Testimony began June 5, 2017 and ended June 12, the same day the jury got the case. Constand testified and was grilled by Cosby’s defense over alleged inconsistencies in her story over the years. Also testifying was Kelly Johnson, who accused Cosby of drugging and sexually assaulting her in 1996, which the prosecution hoped would show a pattern of behavior by Cosby. Cosby did not testify during the trial, though the prosecution made his 2005 deposition testimony central to their case.
Cosby was charged with three felony counts related to the Constand case, each of which carries a sentence of from five to ten years in prison. However, Pennsylvania law allows the judge to order the sentences to be served concurrently, meaning Cosby could serve from five to ten years in prison.
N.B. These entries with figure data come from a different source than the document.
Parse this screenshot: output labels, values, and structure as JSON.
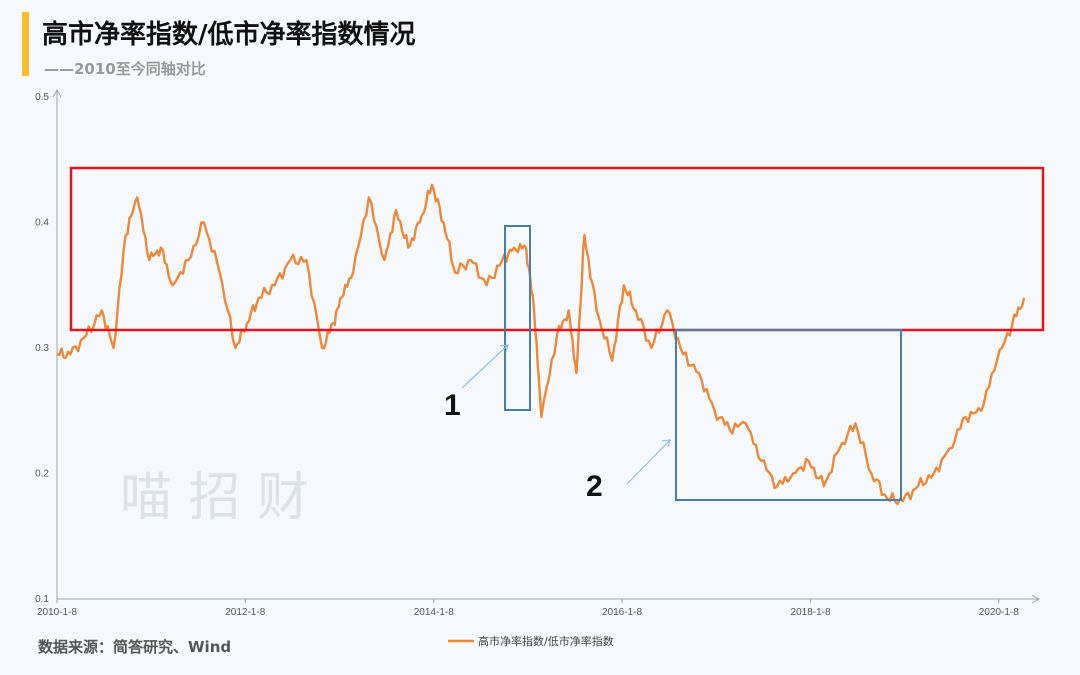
{
  "title": "高市净率指数/低市净率指数情况",
  "subtitle": "——2010至今同轴对比",
  "source": "数据来源：简答研究、Wind",
  "watermark": "喵 招 财",
  "annotations": {
    "label1": "1",
    "label2": "2"
  },
  "colors": {
    "line": "#f0883a",
    "red_box": "#e8141c",
    "blue_box": "#4a7ea8",
    "arrow": "#8fbde0",
    "accent": "#f8c12a"
  },
  "chart_data": {
    "type": "line",
    "title": "高市净率指数/低市净率指数情况",
    "xlabel": "",
    "ylabel": "",
    "ylim": [
      0.1,
      0.5
    ],
    "yticks": [
      "0.1",
      "0.2",
      "0.3",
      "0.4",
      "0.5"
    ],
    "xlim": [
      "2010-1-8",
      "2020-5-8"
    ],
    "xticks": [
      "2010-1-8",
      "2012-1-8",
      "2014-1-8",
      "2016-1-8",
      "2018-1-8",
      "2020-1-8"
    ],
    "grid": false,
    "legend": "bottom-center",
    "series": [
      {
        "name": "高市净率指数/低市净率指数",
        "x": [
          "2010-01-08",
          "2010-03-01",
          "2010-05-01",
          "2010-07-01",
          "2010-08-15",
          "2010-10-01",
          "2010-11-15",
          "2011-01-01",
          "2011-02-15",
          "2011-04-01",
          "2011-06-01",
          "2011-08-01",
          "2011-10-01",
          "2011-12-01",
          "2012-01-15",
          "2012-03-01",
          "2012-05-01",
          "2012-07-01",
          "2012-09-01",
          "2012-11-01",
          "2012-12-15",
          "2013-01-15",
          "2013-03-01",
          "2013-05-01",
          "2013-07-01",
          "2013-08-15",
          "2013-10-01",
          "2013-11-15",
          "2014-01-01",
          "2014-02-15",
          "2014-04-01",
          "2014-06-01",
          "2014-08-01",
          "2014-10-01",
          "2014-11-15",
          "2015-01-01",
          "2015-02-01",
          "2015-03-01",
          "2015-05-01",
          "2015-06-15",
          "2015-07-15",
          "2015-08-15",
          "2015-10-01",
          "2015-12-01",
          "2016-01-15",
          "2016-03-01",
          "2016-05-01",
          "2016-07-01",
          "2016-09-01",
          "2016-11-01",
          "2017-01-01",
          "2017-03-01",
          "2017-05-01",
          "2017-07-01",
          "2017-09-01",
          "2017-11-01",
          "2018-01-01",
          "2018-03-01",
          "2018-05-01",
          "2018-07-01",
          "2018-09-01",
          "2018-11-01",
          "2019-01-01",
          "2019-03-01",
          "2019-05-01",
          "2019-07-01",
          "2019-09-01",
          "2019-11-01",
          "2020-01-01",
          "2020-03-01",
          "2020-04-15"
        ],
        "values": [
          0.295,
          0.295,
          0.31,
          0.33,
          0.3,
          0.39,
          0.42,
          0.37,
          0.38,
          0.35,
          0.37,
          0.4,
          0.36,
          0.3,
          0.32,
          0.34,
          0.35,
          0.37,
          0.37,
          0.3,
          0.32,
          0.34,
          0.36,
          0.42,
          0.37,
          0.41,
          0.38,
          0.4,
          0.43,
          0.4,
          0.36,
          0.37,
          0.35,
          0.37,
          0.38,
          0.38,
          0.33,
          0.245,
          0.31,
          0.33,
          0.28,
          0.39,
          0.33,
          0.29,
          0.35,
          0.33,
          0.3,
          0.33,
          0.295,
          0.28,
          0.25,
          0.235,
          0.24,
          0.21,
          0.19,
          0.2,
          0.21,
          0.19,
          0.22,
          0.24,
          0.2,
          0.18,
          0.178,
          0.19,
          0.2,
          0.22,
          0.245,
          0.25,
          0.29,
          0.32,
          0.34
        ]
      }
    ]
  }
}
Sixty women, including Constand, have accused Cosby of drugging and/or sexually assaulting them, or attempting to do so. Cosby has denied all of the charges, and has only been criminally charged in the Constand case.
Regardless of the trial outcome, the accusations and trial marked a spectacular fall from grace for the 79-year-old comic, entertainer and philanthropist, who was beloved by millions for his role as the wise patriarch of the Huxtable family on the classic 1980-1990s sitcom The Cosby Show, which earned him the fond title of “TV’s Favorite Dad.”
Cosby also starred as the erudite, accomplished Alexander Scott in the 1960s action-comedy TV series I Spy, making him the first black actor to play a lead role on an American TV drama. Both roles helped dismantle stereotypes and break down barriers for African-Americans in entertainment.